Para Dokter Kewalahan Tangani Covid-19, Presiden Duterte Didesak untuk Perketat Lockdown

Para Dokter Kewalahan Tangani Covid-19, Presiden Duterte Didesak untuk Perketat Lockdown

MANILA, - Puluhan kelompok dokter pada Sabtu (1/8/2020), memperingatkan pemerintahan Filipina tentang dampak Covid-19 yang semakin parah di sana. Mereka mendesak Presiden Rodrigo Duterte untuk memperketat lockdown ketika jumlah kasus melonjak dan rumah sakit sudah kewalahan.

Melansir AFP pada Sabtu (1/8/2020), ada 80 asosiasi medis yang mewakili puluhan ribu dokter yang menandatangani surat terbuka, sebagai respons terhadap unggahan pihak pemerintah yang menyebutkan tambahan kasus virus corona yang terjadi pada hari ini.

Pada Sabtu, dilaporkan ada penambahan jumlah kasus virus corona yang mendekati 5.000, sehingga total kasus yang ada menjadi lebih dari 98.000.

"Petugas kesehatan bersatu dalam menyuarakan sinyal bahaya bagi bangsa, sistem perawatan kesehatan kita telah kewalahan," salah satu isi surat itu.

Mereka mengungkapkan telah kalah dalam menghadapi masalah Covid-19, dan mereka membutuhkan rencana komprehensif dan pasti dari pemerintah Filipina.

Saat ini, semakin banyak petugas kesehatan jatuh sakit atau berhenti dari pekerjaan mereka.
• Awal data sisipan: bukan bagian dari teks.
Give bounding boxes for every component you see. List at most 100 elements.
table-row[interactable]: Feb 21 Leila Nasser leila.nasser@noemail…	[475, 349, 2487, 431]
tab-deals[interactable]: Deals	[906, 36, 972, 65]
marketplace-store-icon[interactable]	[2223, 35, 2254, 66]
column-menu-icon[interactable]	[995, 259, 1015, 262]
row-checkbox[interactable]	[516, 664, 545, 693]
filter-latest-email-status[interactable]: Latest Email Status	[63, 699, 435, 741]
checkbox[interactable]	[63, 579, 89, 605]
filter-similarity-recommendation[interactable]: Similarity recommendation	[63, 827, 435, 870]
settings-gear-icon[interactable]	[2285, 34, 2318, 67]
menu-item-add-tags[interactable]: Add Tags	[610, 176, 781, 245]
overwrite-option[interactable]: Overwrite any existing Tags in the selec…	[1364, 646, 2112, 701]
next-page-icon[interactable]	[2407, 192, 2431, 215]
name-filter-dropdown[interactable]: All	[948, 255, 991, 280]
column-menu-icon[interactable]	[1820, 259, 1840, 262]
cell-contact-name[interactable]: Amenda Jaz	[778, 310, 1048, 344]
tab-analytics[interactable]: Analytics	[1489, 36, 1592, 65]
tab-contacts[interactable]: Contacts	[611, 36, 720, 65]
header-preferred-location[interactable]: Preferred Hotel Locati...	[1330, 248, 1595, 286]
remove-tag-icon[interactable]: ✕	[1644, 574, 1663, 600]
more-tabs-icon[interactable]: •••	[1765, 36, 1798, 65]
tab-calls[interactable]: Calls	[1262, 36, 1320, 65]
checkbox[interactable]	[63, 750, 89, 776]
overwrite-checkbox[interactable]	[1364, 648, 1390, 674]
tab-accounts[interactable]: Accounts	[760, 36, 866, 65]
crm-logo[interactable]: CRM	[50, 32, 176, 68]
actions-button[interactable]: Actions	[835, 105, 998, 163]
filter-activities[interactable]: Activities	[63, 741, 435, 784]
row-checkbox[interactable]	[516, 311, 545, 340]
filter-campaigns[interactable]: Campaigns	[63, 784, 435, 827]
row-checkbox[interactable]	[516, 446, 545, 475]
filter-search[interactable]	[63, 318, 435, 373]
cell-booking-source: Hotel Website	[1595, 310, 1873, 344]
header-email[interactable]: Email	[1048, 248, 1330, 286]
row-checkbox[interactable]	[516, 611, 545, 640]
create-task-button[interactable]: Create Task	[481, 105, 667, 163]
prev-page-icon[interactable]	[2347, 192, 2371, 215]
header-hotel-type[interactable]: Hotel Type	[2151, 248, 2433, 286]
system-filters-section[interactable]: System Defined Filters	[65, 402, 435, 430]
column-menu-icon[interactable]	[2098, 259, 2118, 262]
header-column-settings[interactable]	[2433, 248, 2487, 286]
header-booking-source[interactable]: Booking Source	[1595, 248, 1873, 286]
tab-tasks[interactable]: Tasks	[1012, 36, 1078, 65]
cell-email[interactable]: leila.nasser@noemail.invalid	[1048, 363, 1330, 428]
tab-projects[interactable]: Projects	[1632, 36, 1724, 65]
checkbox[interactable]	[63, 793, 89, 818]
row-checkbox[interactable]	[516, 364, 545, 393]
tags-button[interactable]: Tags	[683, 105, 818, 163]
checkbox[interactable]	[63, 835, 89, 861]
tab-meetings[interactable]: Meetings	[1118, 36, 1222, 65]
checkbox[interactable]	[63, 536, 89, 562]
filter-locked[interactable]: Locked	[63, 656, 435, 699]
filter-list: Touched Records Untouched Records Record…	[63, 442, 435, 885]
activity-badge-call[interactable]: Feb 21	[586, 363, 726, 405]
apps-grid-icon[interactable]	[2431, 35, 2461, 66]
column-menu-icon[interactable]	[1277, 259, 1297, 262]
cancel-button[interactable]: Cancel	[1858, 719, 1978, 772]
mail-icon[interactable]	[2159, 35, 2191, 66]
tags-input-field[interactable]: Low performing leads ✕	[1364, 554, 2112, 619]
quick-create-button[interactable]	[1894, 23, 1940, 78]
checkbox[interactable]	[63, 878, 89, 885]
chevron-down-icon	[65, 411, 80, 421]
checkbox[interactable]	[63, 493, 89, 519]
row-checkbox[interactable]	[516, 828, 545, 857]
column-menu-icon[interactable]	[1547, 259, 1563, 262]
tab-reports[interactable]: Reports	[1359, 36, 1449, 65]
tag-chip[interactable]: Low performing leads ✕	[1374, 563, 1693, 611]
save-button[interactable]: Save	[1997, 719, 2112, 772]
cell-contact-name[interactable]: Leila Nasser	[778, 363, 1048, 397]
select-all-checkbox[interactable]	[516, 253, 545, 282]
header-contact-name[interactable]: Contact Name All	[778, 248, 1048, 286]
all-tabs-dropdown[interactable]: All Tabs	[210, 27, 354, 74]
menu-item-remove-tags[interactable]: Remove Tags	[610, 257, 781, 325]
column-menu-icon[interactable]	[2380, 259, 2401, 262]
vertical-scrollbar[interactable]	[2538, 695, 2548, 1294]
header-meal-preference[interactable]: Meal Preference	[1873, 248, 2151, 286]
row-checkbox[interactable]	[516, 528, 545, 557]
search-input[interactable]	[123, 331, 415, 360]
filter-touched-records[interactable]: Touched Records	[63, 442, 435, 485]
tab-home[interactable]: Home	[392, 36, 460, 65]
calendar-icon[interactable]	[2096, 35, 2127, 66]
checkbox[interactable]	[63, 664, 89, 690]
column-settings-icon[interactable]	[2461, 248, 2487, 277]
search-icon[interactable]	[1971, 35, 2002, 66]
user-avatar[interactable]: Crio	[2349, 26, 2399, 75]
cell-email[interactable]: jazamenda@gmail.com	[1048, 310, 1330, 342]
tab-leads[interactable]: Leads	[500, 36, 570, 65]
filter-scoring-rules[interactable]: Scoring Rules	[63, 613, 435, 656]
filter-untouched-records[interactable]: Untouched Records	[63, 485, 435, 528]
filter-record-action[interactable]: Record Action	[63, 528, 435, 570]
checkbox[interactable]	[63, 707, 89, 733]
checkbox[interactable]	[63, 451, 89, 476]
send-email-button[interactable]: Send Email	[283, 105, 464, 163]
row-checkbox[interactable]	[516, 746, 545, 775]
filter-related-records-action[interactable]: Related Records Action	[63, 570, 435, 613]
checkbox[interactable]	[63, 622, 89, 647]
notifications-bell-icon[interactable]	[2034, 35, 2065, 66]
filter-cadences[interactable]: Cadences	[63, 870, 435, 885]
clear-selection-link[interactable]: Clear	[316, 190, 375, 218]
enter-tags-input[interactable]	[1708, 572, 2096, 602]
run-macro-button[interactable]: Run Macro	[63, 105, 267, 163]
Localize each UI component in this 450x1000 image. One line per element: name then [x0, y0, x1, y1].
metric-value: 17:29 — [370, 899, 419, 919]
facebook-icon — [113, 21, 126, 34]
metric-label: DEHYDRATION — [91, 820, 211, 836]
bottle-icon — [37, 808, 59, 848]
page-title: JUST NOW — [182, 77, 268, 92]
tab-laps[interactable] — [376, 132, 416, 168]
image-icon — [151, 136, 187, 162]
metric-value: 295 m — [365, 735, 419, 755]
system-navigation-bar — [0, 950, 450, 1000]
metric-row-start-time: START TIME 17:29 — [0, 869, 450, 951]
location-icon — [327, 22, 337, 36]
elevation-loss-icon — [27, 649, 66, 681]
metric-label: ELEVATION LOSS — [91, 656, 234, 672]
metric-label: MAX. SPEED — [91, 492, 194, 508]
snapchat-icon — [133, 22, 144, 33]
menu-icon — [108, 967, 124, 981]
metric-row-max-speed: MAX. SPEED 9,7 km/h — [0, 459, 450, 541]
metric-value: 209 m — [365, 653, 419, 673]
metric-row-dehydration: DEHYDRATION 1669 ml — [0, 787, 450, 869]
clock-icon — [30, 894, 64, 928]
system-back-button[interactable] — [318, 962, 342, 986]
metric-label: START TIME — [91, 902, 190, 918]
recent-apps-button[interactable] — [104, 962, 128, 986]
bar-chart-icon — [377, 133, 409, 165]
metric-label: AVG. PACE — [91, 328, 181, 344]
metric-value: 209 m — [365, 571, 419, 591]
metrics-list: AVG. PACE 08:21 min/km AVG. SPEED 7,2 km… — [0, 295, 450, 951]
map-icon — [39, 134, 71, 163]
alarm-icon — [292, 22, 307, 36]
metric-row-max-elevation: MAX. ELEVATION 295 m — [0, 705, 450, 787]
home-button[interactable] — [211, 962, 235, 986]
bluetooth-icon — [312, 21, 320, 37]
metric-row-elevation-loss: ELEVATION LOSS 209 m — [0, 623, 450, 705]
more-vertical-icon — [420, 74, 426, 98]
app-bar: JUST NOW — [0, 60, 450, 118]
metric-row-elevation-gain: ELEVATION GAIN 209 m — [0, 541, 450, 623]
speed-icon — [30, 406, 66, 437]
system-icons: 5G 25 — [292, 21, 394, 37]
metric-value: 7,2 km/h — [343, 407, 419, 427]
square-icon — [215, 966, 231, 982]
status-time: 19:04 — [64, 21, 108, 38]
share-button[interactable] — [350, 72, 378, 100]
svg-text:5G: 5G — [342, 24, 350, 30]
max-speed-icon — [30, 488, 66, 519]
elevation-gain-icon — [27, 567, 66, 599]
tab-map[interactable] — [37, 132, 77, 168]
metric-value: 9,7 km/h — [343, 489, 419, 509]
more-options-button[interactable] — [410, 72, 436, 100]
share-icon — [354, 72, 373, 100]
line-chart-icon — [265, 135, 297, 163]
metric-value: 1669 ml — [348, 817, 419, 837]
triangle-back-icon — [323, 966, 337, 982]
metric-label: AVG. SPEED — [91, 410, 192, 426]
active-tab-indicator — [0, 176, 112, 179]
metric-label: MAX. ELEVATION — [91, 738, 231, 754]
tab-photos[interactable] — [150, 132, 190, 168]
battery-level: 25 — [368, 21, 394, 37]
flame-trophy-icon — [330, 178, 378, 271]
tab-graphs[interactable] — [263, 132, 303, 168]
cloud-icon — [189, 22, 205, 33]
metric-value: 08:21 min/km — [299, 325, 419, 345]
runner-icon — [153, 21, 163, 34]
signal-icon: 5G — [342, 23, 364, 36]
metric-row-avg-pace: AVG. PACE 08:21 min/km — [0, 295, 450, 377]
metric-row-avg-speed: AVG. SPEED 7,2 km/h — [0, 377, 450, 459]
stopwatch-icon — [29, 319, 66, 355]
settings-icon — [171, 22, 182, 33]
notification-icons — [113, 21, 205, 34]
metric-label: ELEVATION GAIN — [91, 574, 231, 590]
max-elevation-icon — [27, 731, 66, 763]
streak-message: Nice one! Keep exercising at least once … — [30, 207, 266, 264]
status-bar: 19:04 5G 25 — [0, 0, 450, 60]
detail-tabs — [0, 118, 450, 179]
Sekarang, beberapa rumah sakit juga sudah penuh dan menolak untuk menerima pasien baru.

Departemen kesehatan sebelumnya mengatakan 34 petugas kesehatan di antara mereka yang telah meninggal, karena penyakit Covid-19 yang menyebar di Filipina.

Total kematian petugas medis pada Sabtu, mencapai 2.039.

Sementara, pemerintah telah menyalahkan kepatuhan yang buruk terhadap protokol kesehatan untuk peningkatan pengendalian terhadap infeksi virus corona.

Filipina sempat memberlakukan lockdown paling keras di dunia pada pertengahan Maret, yang menahan masyarakat untuk beraktifitas di luar rumah, kecuali untuk membeli makan dan mencari perawatan kesehatan.